Тот несколько смешался, встретив подобную сухость. Прочесал пальцами волосы, уже не такие всклокоченные, как вчера; и вообще, выглядел он вполне пристойно, если сравнить со всегдашним состоянием Филимона Романовича Зейцова, даже костюм какой-то свежий надел, светло-бежевый, в красную полоску, правда, ужасно безвкусный – но чистый; и по бывшему каторжнику никак не было заметно вчерашней пьянки; он глядел осознанно, глаза не натекли кровью, голову он держал прямо. Вот только был он сильно сконфужен и стоял сейчас на пороге, сжимая себя за локти, пялясь по сторонам, словно бы забыл, зачем вообще стучал в двери.

– Ну, говорите же! Ведь уже… а собственно, сколько у вас времени?

Зейцов вынул часы.

– Начало двенадцатого.

– Ага, выходит, скоро обед. Так? Слушаю?

Тот почесал шрам, оставшийся после отмороженного пальца, и вдруг поднял взгляд.

– Я к вам с просьбой, Венедикт Филиппович. Можно войти? Простите, как-то трудно собраться здесь, в коридоре… Впрочем, извиниться, опять же, должен, да, с самого начала, извиниться, да. А за что? А за то, что вчера наболтал, ведь ничего не знал про отца вашего, вы должны поверить, если бы знал…

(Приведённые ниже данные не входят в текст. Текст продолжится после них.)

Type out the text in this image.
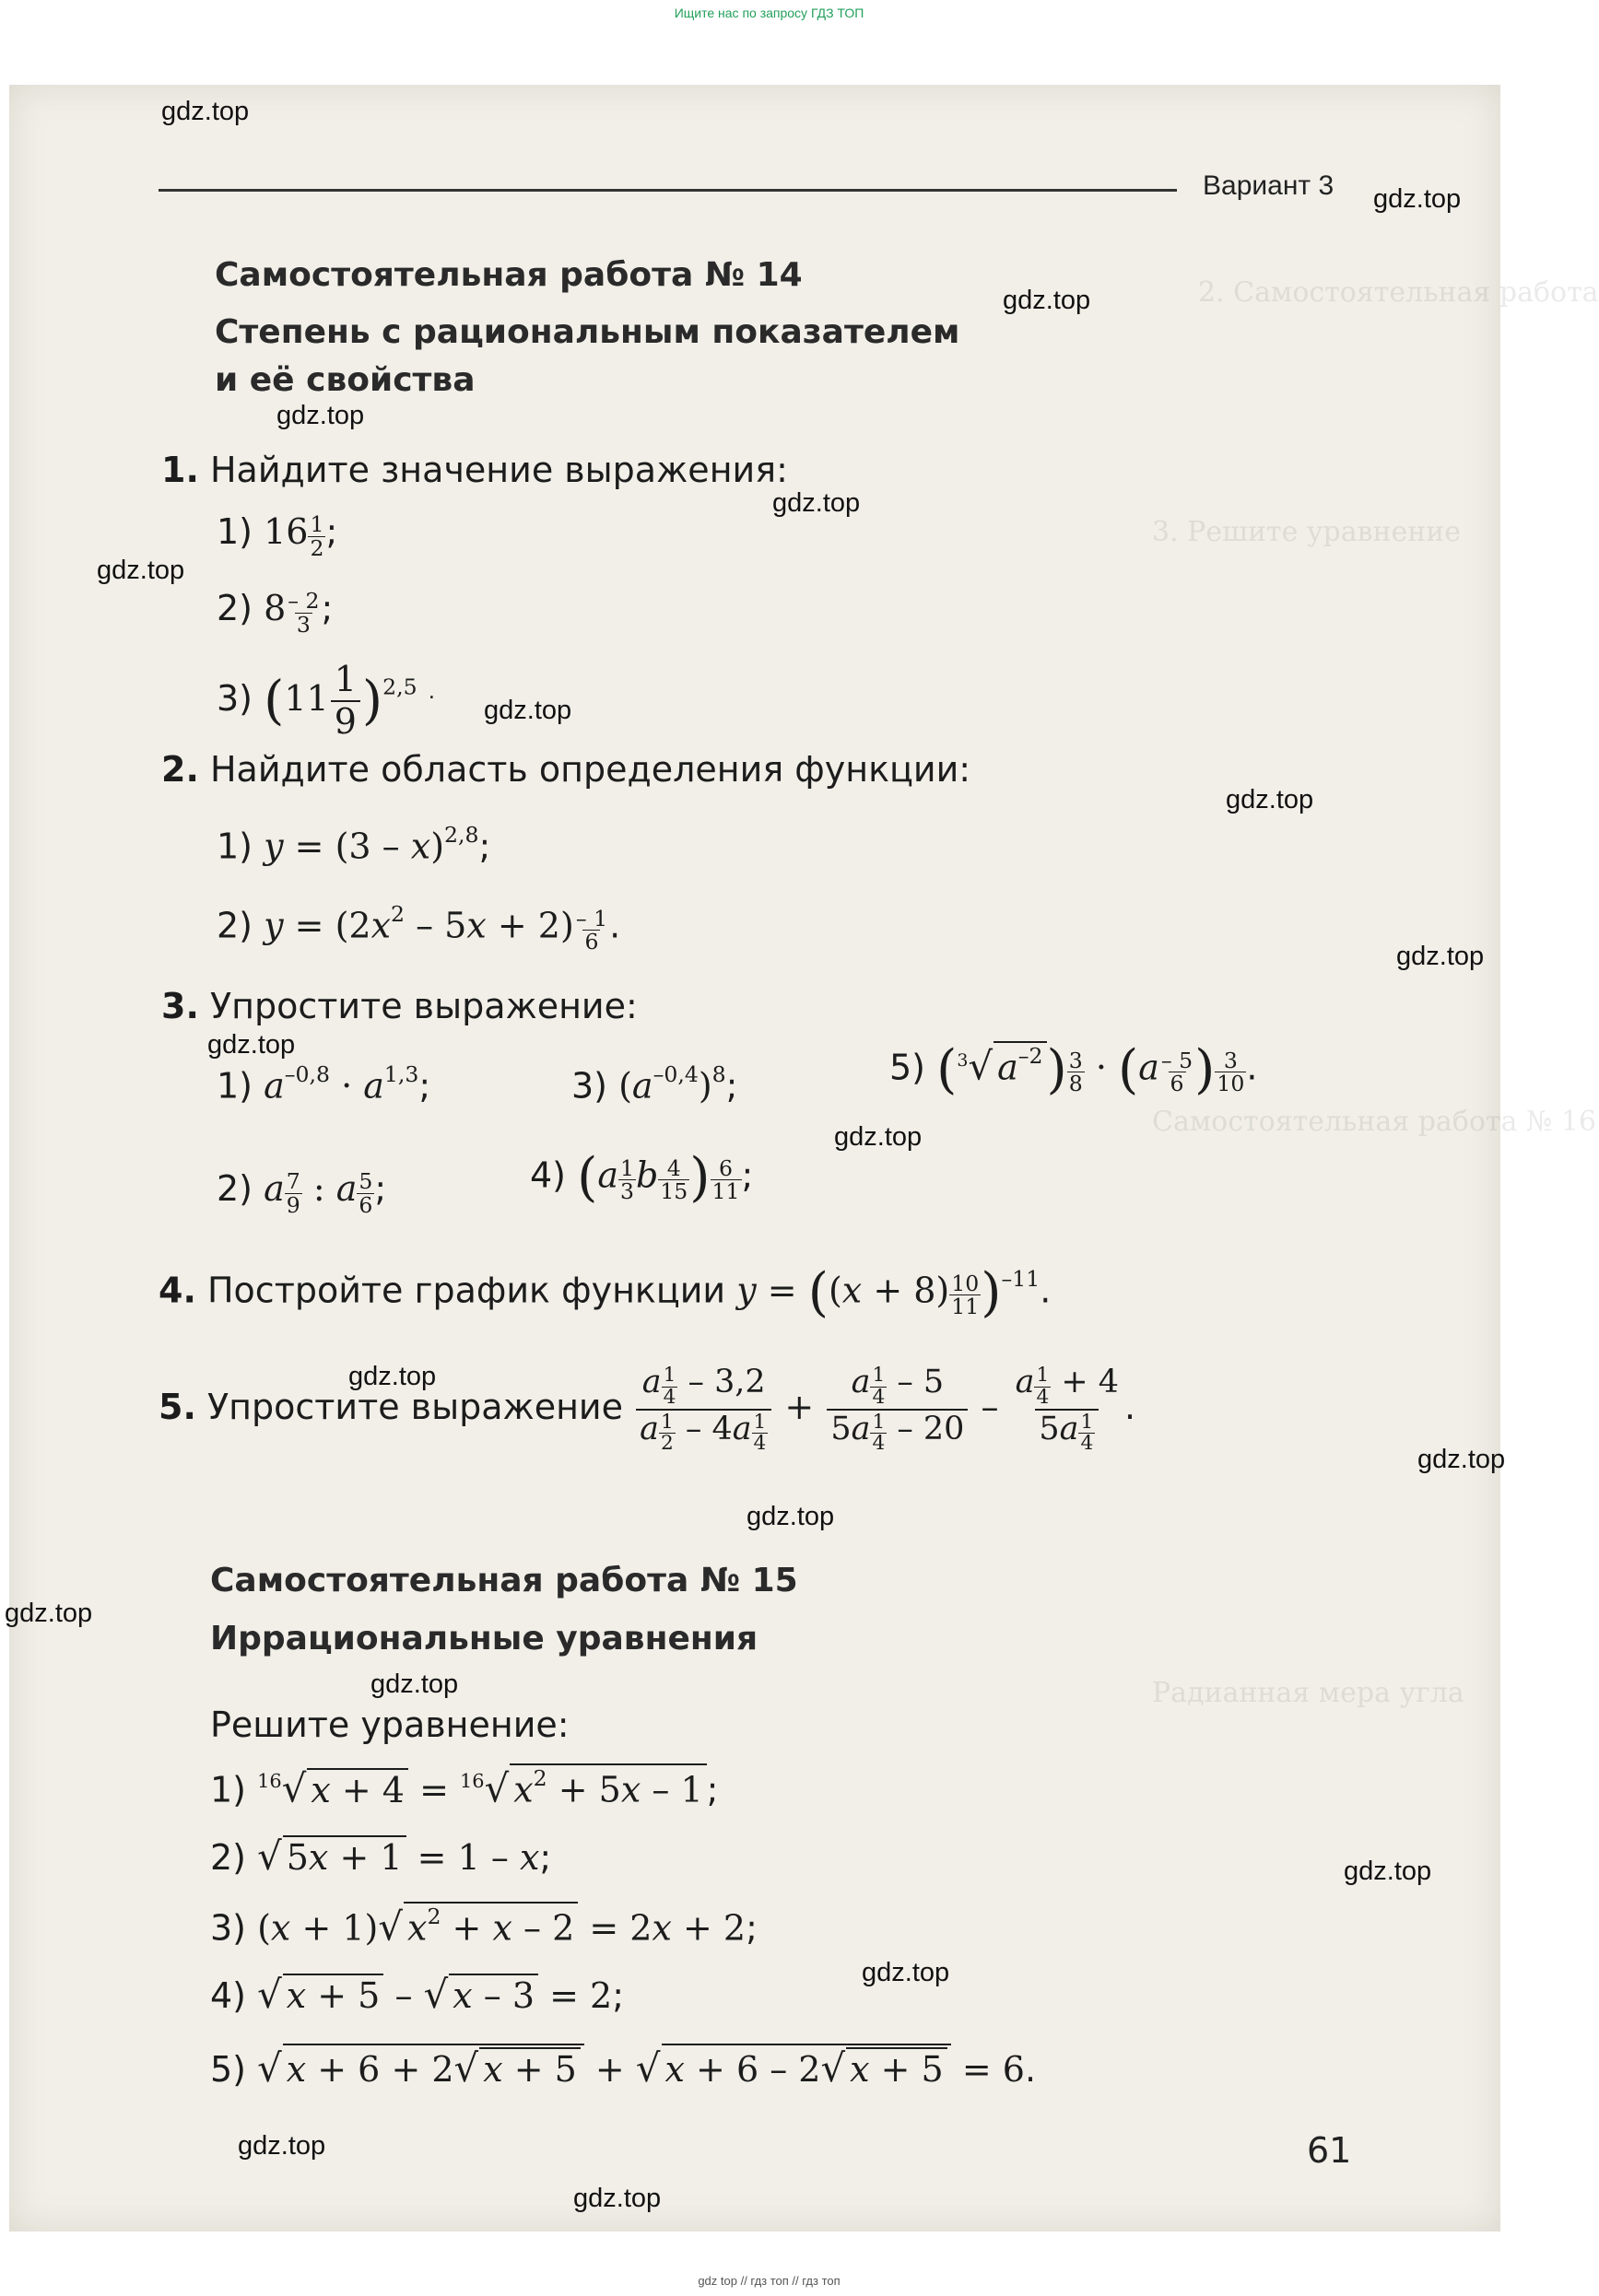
Ищите нас по запросу ГДЗ ТОП
2. Самостоятельная работа
3. Решите уравнение
Самостоятельная работа № 16
Радианная мера угла
Вариант 3
Самостоятельная работа № 14
Степень с рациональным показателем
и её свойства
1. Найдите значение выражения:
1) $16 \frac{1}{2}$ ;
2) $8 \frac{- 2}{3}$ ;
3) $(11 \frac{1}{9} )^{2,5}$ ·
2. Найдите область определения функции:
1) y = (3 – x)$^{2,8}$;
2) $y = (2x^2 - 5x + 2) \frac{- 1}{6}$ .
3. Упростите выражение:
1) $a^{-0,8} \cdot a^{1,3}$;	3) $(a^{-0,4})^8$;	5) ($^3$√ $a^{-2}) \frac{3}{8} \cdot (a \frac{- 5}{6}$ ) $\frac{3}{10}$ .
2) a $\frac{7}{9}$ : a $\frac{5}{6}$ ;	4) ($a \frac{1}{3}$ b $\frac{4}{15}$ ) $\frac{6}{11}$ ;
4. Постройте график функции $y = ((x + 8) \frac{10}{11} )^{-11}$.
5. Упростите выражение $\frac{a \frac{1}{4} - 3,2}{a \frac{1}{2} - 4a \frac{1}{4}} + \frac{a \frac{1}{4} - 5}{5a \frac{1}{4} - 20} - \frac{a \frac{1}{4} + 4}{5a \frac{1}{4}}$ .
Самостоятельная работа № 15
Иррациональные уравнения
Решите уравнение:
1) $^{16}$√ x + 4 = $^{16}$√ $x^2 + 5x - 1$ ;
2) √ 5x + 1 = 1 – x;
3) (x + 1)√ $x^2 + x - 2 = 2x + 2$;
4) √ x + 5 – √ x – 3 = 2;
5) √ x + 6 + 2√ x + 5 + √ x + 6 – 2√ x + 5 = 6.
61
gdz.top
gdz.top
gdz.top
gdz.top
gdz.top
gdz.top
gdz.top
gdz.top
gdz.top
gdz.top
gdz.top
gdz.top
gdz.top
gdz.top
gdz.top
gdz.top
gdz.top
gdz.top
gdz.top
gdz.top
gdz top // гдз топ // гдз топ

– Да войдите же, войдите. Только в чем, собственно, дело? Потому что никак не пойму. Какое вам дело до моего фатера?

– Так ведь уже сегодня, за завтраком, благодарствую, сегодня все уже об этом сплетничают; не то, чтобы в обществе там крутился и сам в разговорах участие принимал, гы-гы, сами же знаете, как оно бывает: бывший каторжник, пария на всю жизнь; но тем сильнее прислушиваюсь, и что с вечера забыл, так сегодня и вспомнилось, как услышал их рассказы, особенно, госпожи Блютфельд, которая рассказывала историю отца вашего…

– Ах! Выходит, FrauБлютфельд рассказывала историю отца! Тогда уже весь поезд знает, иначе и быть не может. Вы говорите, говорите.

– Отец Мороз, так назвали, Отец Мороз. С лютами разговаривает, представьте, и что он им шепнет, то люты и выполняют, и такой вот порядок Зимы на Землю ложится, так по слову отца вашего Лед протекает по землям и народам, и вот теперь, вы зачем в Сибирь едете?

– И зачем?

– Ну да, вот тут извиниться я должен, не сердитесь, Венедикт Филиппович, вы же не будете сердиться, правда? Я же вижу, что вы человек хороший.

– Да с чего, черт подери, я должен сердиться?

– Ой, ой, уже сердится, вот душа горячая! – Зейцов засопел, скривился, нервно глянул за окно. При этом он передвинулся на кровати, лишь бы подальше, и снова начал чесать свои шрамы. – Видите ли, если бы вчера вечером я не наболтал, что наплел, про Авраама, про Историю, про оттепельников с ледняками, а прежде всего – про Бердяева… А они же слышали, один другому повторил с пятого на десятое, и вышло так, представляете, что мы с вами разговаривали, что не я говорил, а мы беседовали – и кто конкретно чего сказал, никто и не помнит. И теперь оказывается, будто вы рассказывали про свои планы.